A series of articles looking at the new rules regarding section 21 notices – applicable in England only – for tenancies created after 1 October 2015.
Time limits for service of the section 21 notice
In the past, it was common for a section 21 notice to be served at the start of a tenancy, as a precautionary measure only. Whether or not the landlord intended to actually use it.
This practice will now have to end. Under the new wording inserted into the Housing Act by the Deregulation Act 2015:
(4B) A notice under subsection (1) or (4) may not be given in relation to an assured shorthold tenancy of a dwelling-house in England—
(a) in the case of a tenancy which is not a replacement tenancy, within the period of four months beginning with the day on which the tenancy began, and
(b) in the case of a replacement tenancy, within the period of four months beginning with the day on which the original tenancy began.
(4C) Subsection (4B) does not apply where the tenancy has arisen due to section 5(2).
What does that mean? Well, my understanding is that a ‘replacement tenancy’ is where a new tenancy agreement is entered into between the same landlord and tenant for the same property.
So the section 21 notice can only be served after four months after the start of the original tenancy. If after the end of the original fixed term, the tenancy continues as a new periodic tenancy (under s5(2)), then the time limit does not apply.
That is all well and good – but what if the new tenancy is not exactly the same? For example, if one of the tenants has left and has been replaced with someone new?
It looks as if the four-month prohibition on section 21 notices will then also apply to that tenancy, as it will not be exactly the same – and the new tenant should have the benefit of the four-month prohibition.
Time limits for using the section 21 notice
This is now subject to new sections 4D and 4E
(4D) Subject to subsection (4E), proceedings for an order for possession under this section in relation to a dwelling-house in England may not be begun after the end of the period of six months beginning with the date on which the notice was given under subsection (1) or (4).

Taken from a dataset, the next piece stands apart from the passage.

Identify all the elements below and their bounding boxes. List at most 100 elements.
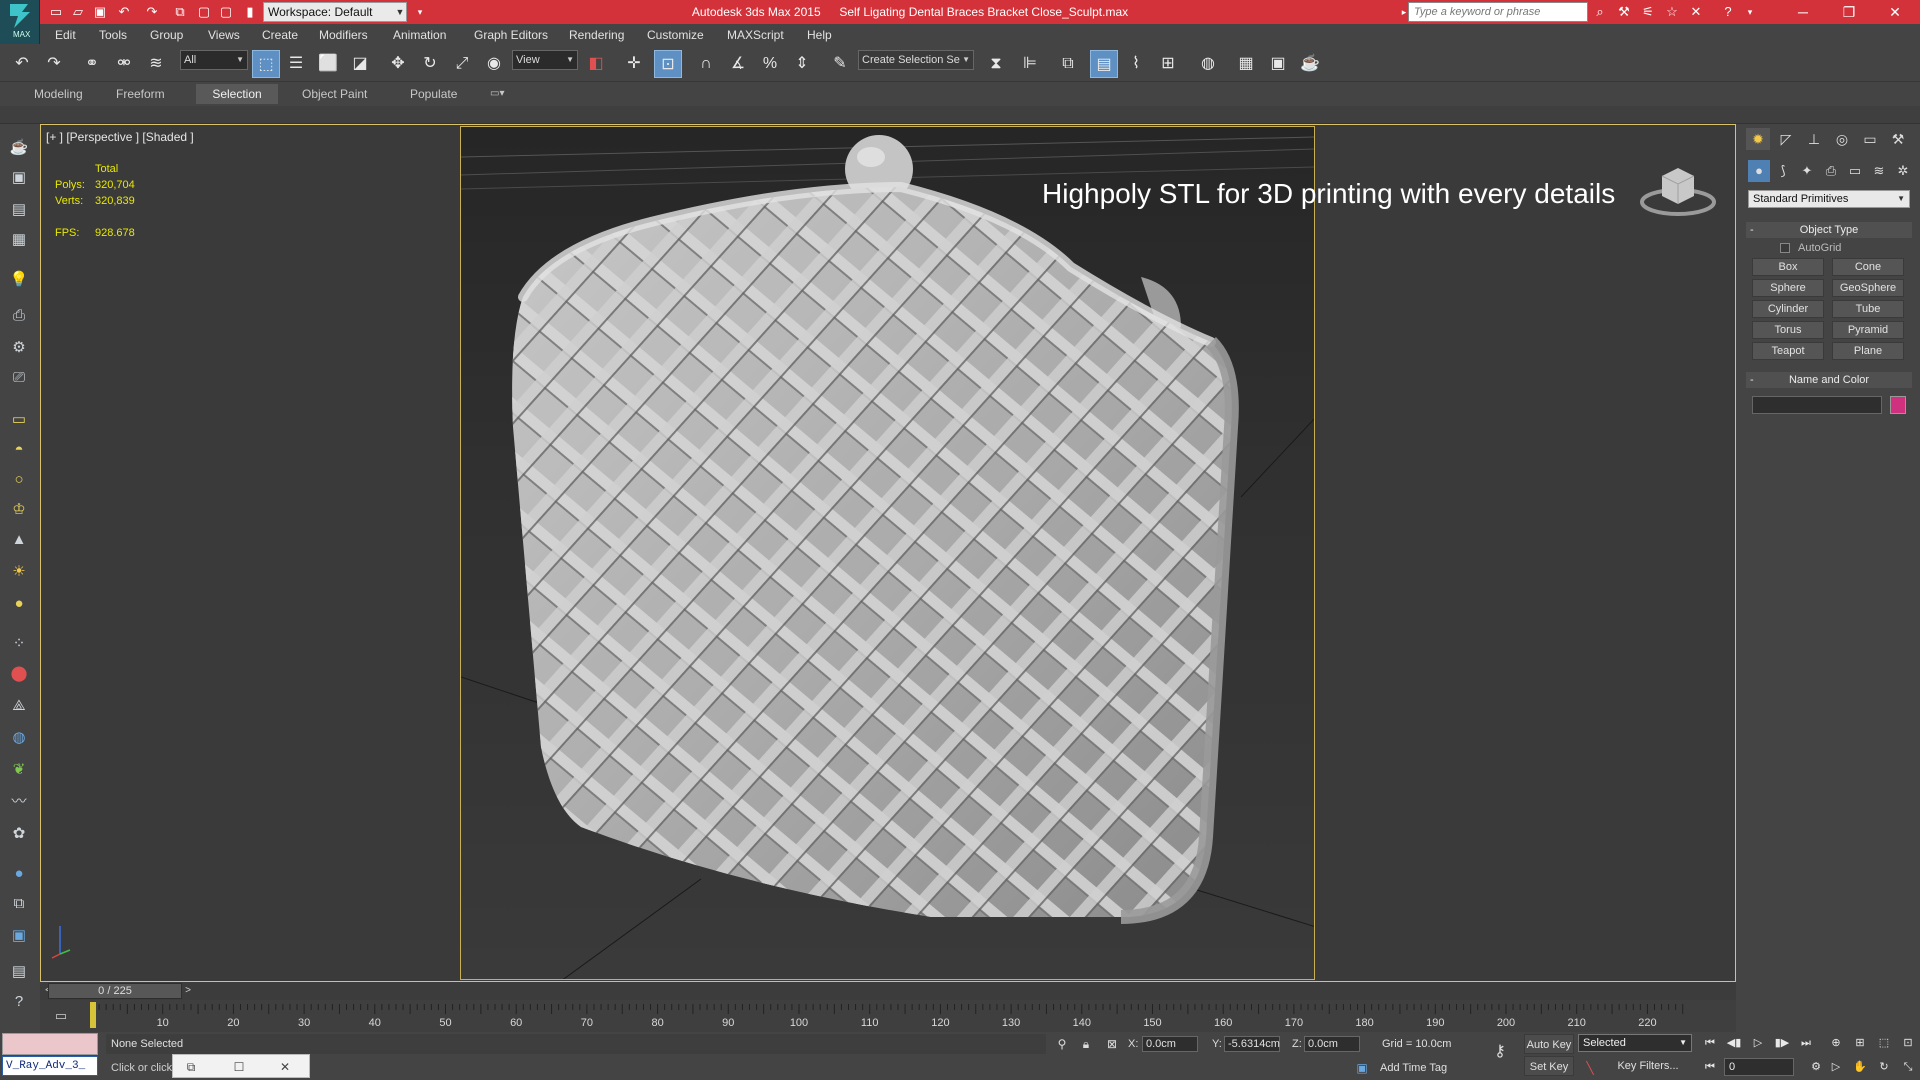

(a) a notice under subsection (4) has been given in relation to a dwelling-house in England, and
(b) paragraph (b) of that subsection requires the date specified in the notice to be more than two months after the date the notice was given,
proceedings for an order for possession under this section may not be begun after the end of the period of four months beginning with the date specified in the notice.
Clearly the new rules are intended to limit the period of time that landlords will have to use the section 21 notice.
However, I can see that there may be scope for argument here. For example:
The meaning of ‘given’
4D says ‘on which the notice was given’ – what does the word ‘given’ mean? Does it mean
- the date of issue
- the date it is actually handed to the tenant or is received by them (for example via the post) or
- the date it is deemed served under the deemed service rules in the Civil Procedure Rules?
The ordinary English meaning of the word ‘given’ would indicate 2 but in some cases it will be impossible for the landlord to know when this is. So it will probably be taken as 3. But that is by no means certain.
So landlords are advised to issue their proceedings well before the end of the period to minimise the tenants opportunities to challenge on this basis.
Differences for longer periodics
Then what about 4E? Here, if a periodic tenancy is longer than one month, then Instead of making the period the notice can be used relate to when it was served, the period will be four months (as opposed to six) and will relate to the expiry date given in the notice.
Arguably this could be further forward in the future. Under the new subsection 4ZA, section 21(4) notices no longer need to give a date which is a last day of the period of the tenancy. So the date can be any date the landlord wants.
Which means that where a periodic tenancy is longer than a month, the landlord will be able to move forward into the future the period of time the notice can be acted upon, by giving a later expiry date.
This may or may not be significant, but it is interesting.
The effect of these new rules will almost certainly be that landlords will usually only serve a section 21 notice when they actually want to evict the tenant. Rather than, as now, where section 21 notices are often served routinely as a matter of course.
One possible effect of this could be the interpretation of the guidance for statutory rehousing of tenants in priority need. At the moment, service of a section 21 notice can’t really be considered as a real threat to a tenant, as it is so often served in circumstances where it is nothing of the kind.
However under the new rules – service of a section 21 notice will normally mean that a landlord is intending to use it. Will this affect the way the notice should be treated by Homelessness Officers?
Do you have any views on the new time limits?